AUSTINTOWN Trustees to check law on home rule
Trustees approved $5.7 million in temporary appropriations.
By IAN HILL
VINDICATOR STAFF WRITER
AUSTINTOWN -- Township officials have decided to seek a legal opinion on sending the question of home rule to the voters after it's taken affect in the township.
On Monday, Trustee Bo Pritchard asked Township Administrator Michael Dockry to determine whether home rule can appear on the ballot after it's been imposed by trustees.
Dockry said he will most likely meet with representatives of the Mahoning County prosecutor's office in the next few weeks to discuss the issue.
Home rule is a limited form of self-government that would give the trustees the authority to pass health, safety and sanitation ordinances.
It can be imposed through a unanimous vote of the trustees or a majority vote of township residents.

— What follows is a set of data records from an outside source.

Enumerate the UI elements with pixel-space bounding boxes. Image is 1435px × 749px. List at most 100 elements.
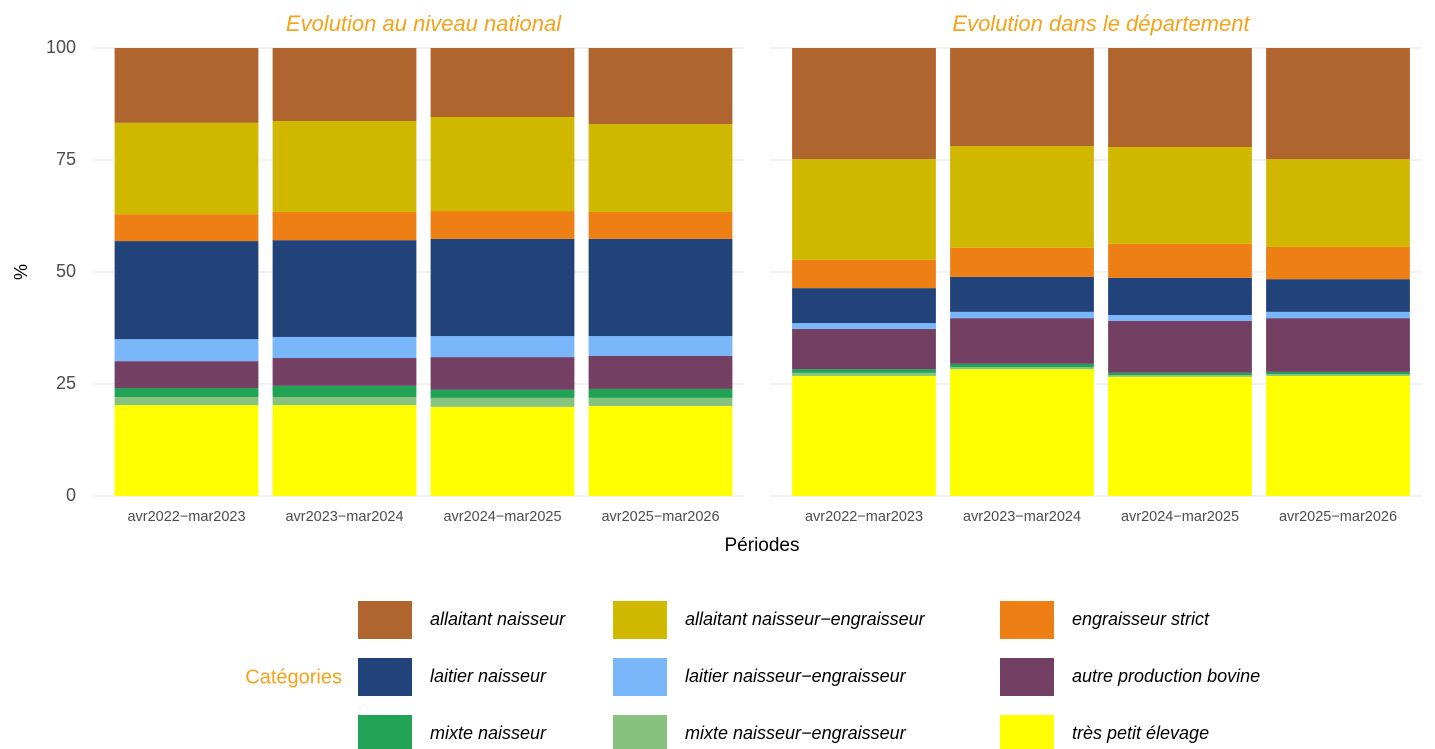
y-axis-label: % xyxy=(11,264,31,280)
bar-segment xyxy=(114,405,259,496)
panel-title: Evolution dans le département xyxy=(952,11,1250,36)
legend-label: laitier naisseur xyxy=(430,666,547,686)
x-tick-label: avr2023−mar2024 xyxy=(285,509,403,525)
bar-segment xyxy=(114,214,259,242)
bar-segment xyxy=(272,48,417,122)
bar-segment xyxy=(430,397,575,407)
bar-segment xyxy=(950,247,1094,277)
y-tick-label: 50 xyxy=(56,261,76,281)
bar-segment xyxy=(1108,320,1252,373)
bar-segment xyxy=(272,396,417,406)
bar-segment xyxy=(114,241,259,340)
bar-segment xyxy=(950,363,1094,367)
bar-segment xyxy=(430,406,575,496)
legend-swatch xyxy=(613,601,667,639)
y-tick-label: 100 xyxy=(46,37,76,57)
bar-segment xyxy=(792,259,936,289)
y-tick-label: 75 xyxy=(56,149,76,169)
legend-swatch xyxy=(613,658,667,696)
bar-segment xyxy=(950,318,1094,364)
bar-segment xyxy=(1108,376,1252,496)
bar-segment xyxy=(1266,279,1410,312)
bar-segment xyxy=(950,311,1094,319)
bar-segment xyxy=(950,366,1094,370)
x-tick-label: avr2022−mar2023 xyxy=(127,509,245,525)
bar-segment xyxy=(588,336,733,356)
bar-segment xyxy=(1108,48,1252,148)
bar-segment xyxy=(588,124,733,212)
legend-swatch xyxy=(1000,658,1054,696)
bar-segment xyxy=(430,116,575,212)
bar-segment xyxy=(1108,375,1252,377)
bar-segment xyxy=(792,159,936,260)
y-tick-label: 25 xyxy=(56,373,76,393)
legend-swatch xyxy=(613,715,667,749)
bar-segment xyxy=(792,328,936,370)
bar-segment xyxy=(272,240,417,337)
bar-segment xyxy=(1108,315,1252,321)
legend-swatch xyxy=(1000,715,1054,749)
legend-swatch xyxy=(358,658,412,696)
bar-segment xyxy=(588,355,733,389)
bar-segment xyxy=(114,396,259,406)
y-tick-label: 0 xyxy=(66,485,76,505)
bar-segment xyxy=(1266,246,1410,280)
bar-segment xyxy=(272,358,417,386)
bar-segment xyxy=(1108,277,1252,316)
bar-segment xyxy=(272,121,417,212)
bar-segment xyxy=(588,211,733,239)
bar-segment xyxy=(1266,311,1410,319)
panel-title: Evolution au niveau national xyxy=(286,11,562,36)
x-tick-label: avr2023−mar2024 xyxy=(963,509,1081,525)
bar-segment xyxy=(1266,375,1410,496)
bar-segment xyxy=(792,372,936,376)
legend-label: allaitant naisseur xyxy=(430,609,566,629)
bar-segment xyxy=(950,48,1094,147)
legend-label: mixte naisseur−engraisseur xyxy=(685,723,907,743)
legend-label: très petit élevage xyxy=(1072,723,1209,743)
x-tick-label: avr2022−mar2023 xyxy=(805,509,923,525)
x-tick-label: avr2024−mar2025 xyxy=(1121,509,1239,525)
legend-swatch xyxy=(358,601,412,639)
x-tick-label: avr2025−mar2026 xyxy=(1279,509,1397,525)
legend-title: Catégories xyxy=(245,666,342,688)
bar-segment xyxy=(1108,243,1252,278)
bar-segment xyxy=(588,397,733,406)
bar-segment xyxy=(1266,374,1410,376)
bar-segment xyxy=(588,388,733,398)
bar-segment xyxy=(1266,371,1410,375)
bar-segment xyxy=(588,405,733,496)
bar-segment xyxy=(114,48,259,123)
bar-segment xyxy=(792,369,936,373)
legend-label: laitier naisseur−engraisseur xyxy=(685,666,907,686)
bar-segment xyxy=(430,336,575,358)
bar-segment xyxy=(114,339,259,362)
bar-segment xyxy=(114,388,259,397)
legend-label: autre production bovine xyxy=(1072,666,1260,686)
bar-segment xyxy=(950,369,1094,496)
bar-segment xyxy=(1266,159,1410,247)
bar-segment xyxy=(430,211,575,239)
bar-segment xyxy=(1108,372,1252,376)
bar-segment xyxy=(1266,318,1410,372)
legend-swatch xyxy=(358,715,412,749)
bar-segment xyxy=(588,48,733,125)
legend-label: allaitant naisseur−engraisseur xyxy=(685,609,926,629)
legend-swatch xyxy=(1000,601,1054,639)
bar-segment xyxy=(114,361,259,389)
bar-segment xyxy=(792,48,936,160)
bar-segment xyxy=(792,375,936,496)
bar-segment xyxy=(114,122,259,215)
bar-segment xyxy=(272,405,417,496)
bar-segment xyxy=(792,323,936,329)
bar-segment xyxy=(430,357,575,390)
bar-segment xyxy=(430,238,575,337)
bar-segment xyxy=(792,288,936,324)
bar-segment xyxy=(430,389,575,398)
legend-label: engraisseur strict xyxy=(1072,609,1210,629)
bar-segment xyxy=(272,336,417,359)
x-tick-label: avr2024−mar2025 xyxy=(443,509,561,525)
x-tick-label: avr2025−mar2026 xyxy=(601,509,719,525)
bar-segment xyxy=(950,146,1094,248)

Home rule has failed each of the three times it has appeared on the ballot.
Where they stand: All three trustees -- Pritchard, David Ditzler and Richard Edwards -- said they support home rule. Pritchard, however, said he would like to give township residents a chance to experience home rule before they decide if it's right for their community.

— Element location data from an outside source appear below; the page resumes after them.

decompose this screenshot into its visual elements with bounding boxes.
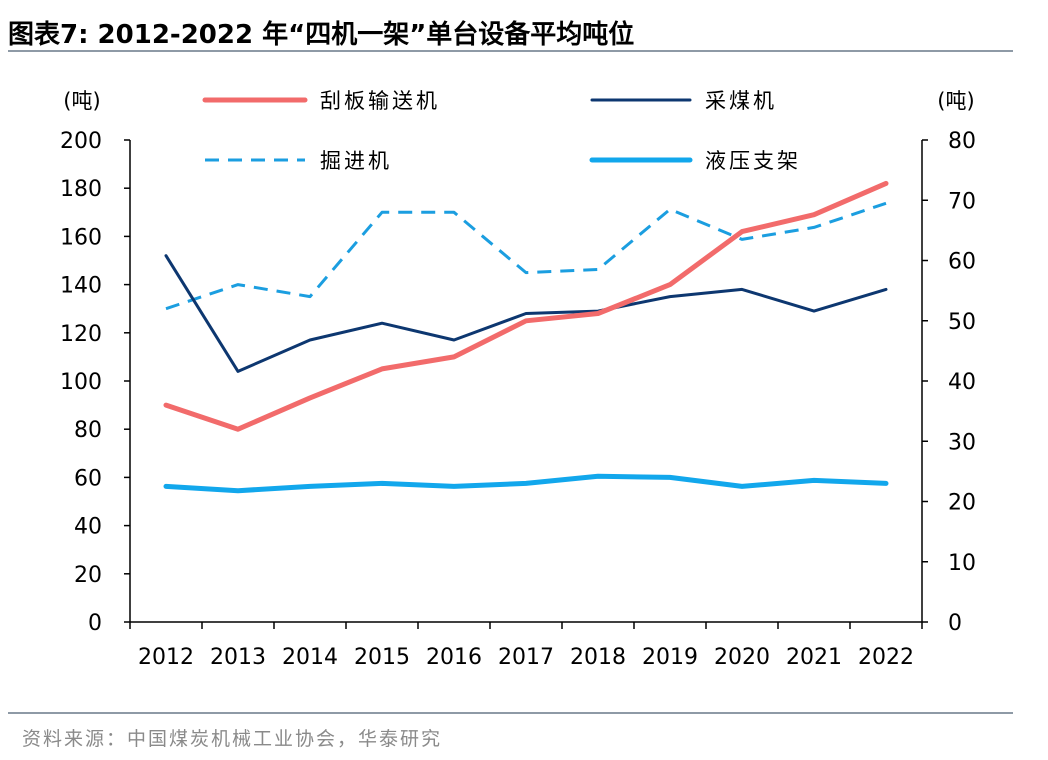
x-tick-label: 2021 [786,645,842,670]
right-tick-label: 70 [948,189,976,214]
right-tick-label: 30 [948,430,976,455]
left-tick-label: 80 [74,418,102,443]
x-tick-label: 2014 [282,645,338,670]
right-tick-label: 0 [948,611,962,636]
x-tick-label: 2017 [498,645,554,670]
right-axis-unit: (吨) [937,89,974,113]
right-tick-label: 40 [948,370,976,395]
right-tick-label: 60 [948,250,976,275]
x-tick-label: 2013 [210,645,266,670]
left-tick-label: 120 [60,322,102,347]
left-tick-label: 180 [60,177,102,202]
legend-label: 采煤机 [705,89,777,113]
left-tick-label: 100 [60,370,102,395]
series-line-1 [164,254,888,373]
series-line-0 [163,180,889,432]
left-axis-unit: (吨) [63,89,100,113]
legend-label: 掘进机 [320,149,392,173]
title-rule [8,50,1013,52]
left-tick-label: 20 [74,563,102,588]
left-tick-label: 160 [60,225,102,250]
x-tick-label: 2022 [858,645,914,670]
legend-label: 液压支架 [705,149,801,173]
x-tick-label: 2012 [138,645,194,670]
series-line-3 [163,473,889,494]
figure-title: 图表7: 2012-2022 年“四机一架”单台设备平均吨位 [8,20,635,50]
left-tick-label: 200 [60,129,102,154]
series-line-2 [165,201,887,311]
right-tick-label: 10 [948,551,976,576]
source-note: 资料来源：中国煤炭机械工业协会，华泰研究 [22,728,443,750]
x-tick-label: 2016 [426,645,482,670]
left-tick-label: 60 [74,466,102,491]
right-tick-label: 80 [948,129,976,154]
x-tick-label: 2018 [570,645,626,670]
source-rule [8,712,1013,714]
right-tick-label: 20 [948,491,976,516]
x-tick-label: 2015 [354,645,410,670]
x-tick-label: 2020 [714,645,770,670]
legend-label: 刮板输送机 [320,89,440,113]
left-tick-label: 40 [74,515,102,540]
left-tick-label: 0 [88,611,102,636]
right-tick-label: 50 [948,310,976,335]
x-tick-label: 2019 [642,645,698,670]
left-tick-label: 140 [60,274,102,299]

Dockry, who is an attorney, noted that he thinks any home-rule ordinances passed by the trustees would have to be rescinded if home rule is not approved by the voters.

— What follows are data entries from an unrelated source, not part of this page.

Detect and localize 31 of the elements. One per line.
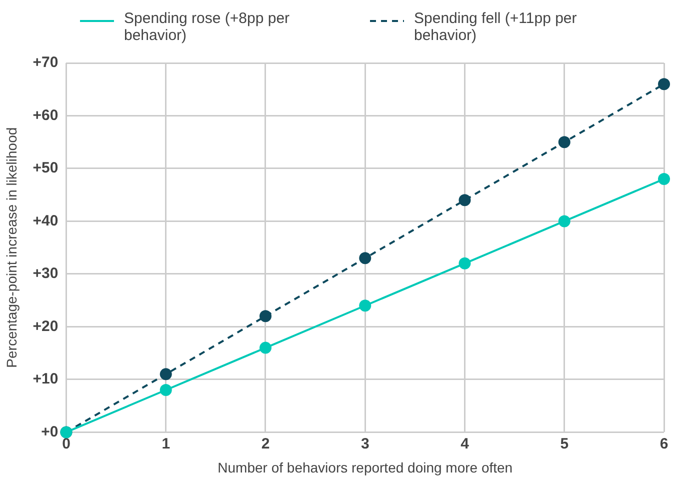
y-tick-label: +60 [32,106,58,124]
y-tick-label: +40 [32,212,58,230]
x-tick-label: 1 [162,435,170,452]
point [160,368,172,380]
x-tick-label: 6 [660,435,668,452]
point [658,78,670,90]
x-axis-title: Number of behaviors reported doing more often [218,459,513,476]
point [658,173,670,186]
y-tick-label: +30 [32,265,58,282]
x-tick-label: 4 [460,435,470,452]
point [458,257,471,270]
y-tick-label: +20 [32,318,58,335]
y-axis-title: Percentage-point increase in likelihood [3,127,20,368]
legend-label: Spending fell (+11pp per behavior) [414,10,578,44]
y-tick-label: +10 [32,370,58,388]
x-tick-label: 5 [560,435,569,452]
point [558,215,570,228]
x-tick-label: 2 [261,435,270,452]
y-tick-label: +70 [32,54,58,72]
point [558,136,570,148]
point [259,342,272,354]
legend-label: Spending rose (+8pp per behavior) [124,10,291,44]
point [458,194,471,206]
point [259,310,272,322]
y-tick-label: +50 [32,160,58,177]
x-tick-label: 0 [62,435,70,452]
point [359,252,372,264]
point [160,384,172,396]
y-tick-label: +0 [41,423,58,440]
x-tick-label: 3 [360,435,370,452]
point [359,300,372,312]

Ditzler said that he wouldn't object to home rule's appearing on the ballot after it is approved by the trustees. Edwards, meanwhile, said he wants to discuss with Pritchard putting home rule on the ballot before forming his opinion on the issue.
Pritchard had said he had planned to make a motion to approve home rule at Monday's trustees meeting. On Monday, however, he said he decided not to make the motion after learning that some of his fellow trustees had some legal questions about home rule.
Ditzler has said that before the motion is made, he wants to meet with Mahoning County Prosecutor Paul Gains to discuss the cost of interpreting the legal issues associated with home rule. He noted that the Boardman Township trustees signed a $40,000 contract allowing the prosecutor to serve as their legal representative when it comes to home rule.
Other business: On Monday, the trustees also approved $5.7 million in temporary appropriations for this year. A large chunk of that money is set to go to the township police department, which can receive $2 million. The appropriations can be modified during the year. During Monday's meeting, the trustees also elected Ditzler chairman and Edwards vice chairman.
The trustees will meet at 7 p.m. the second and fourth Monday of each month in the township administration building.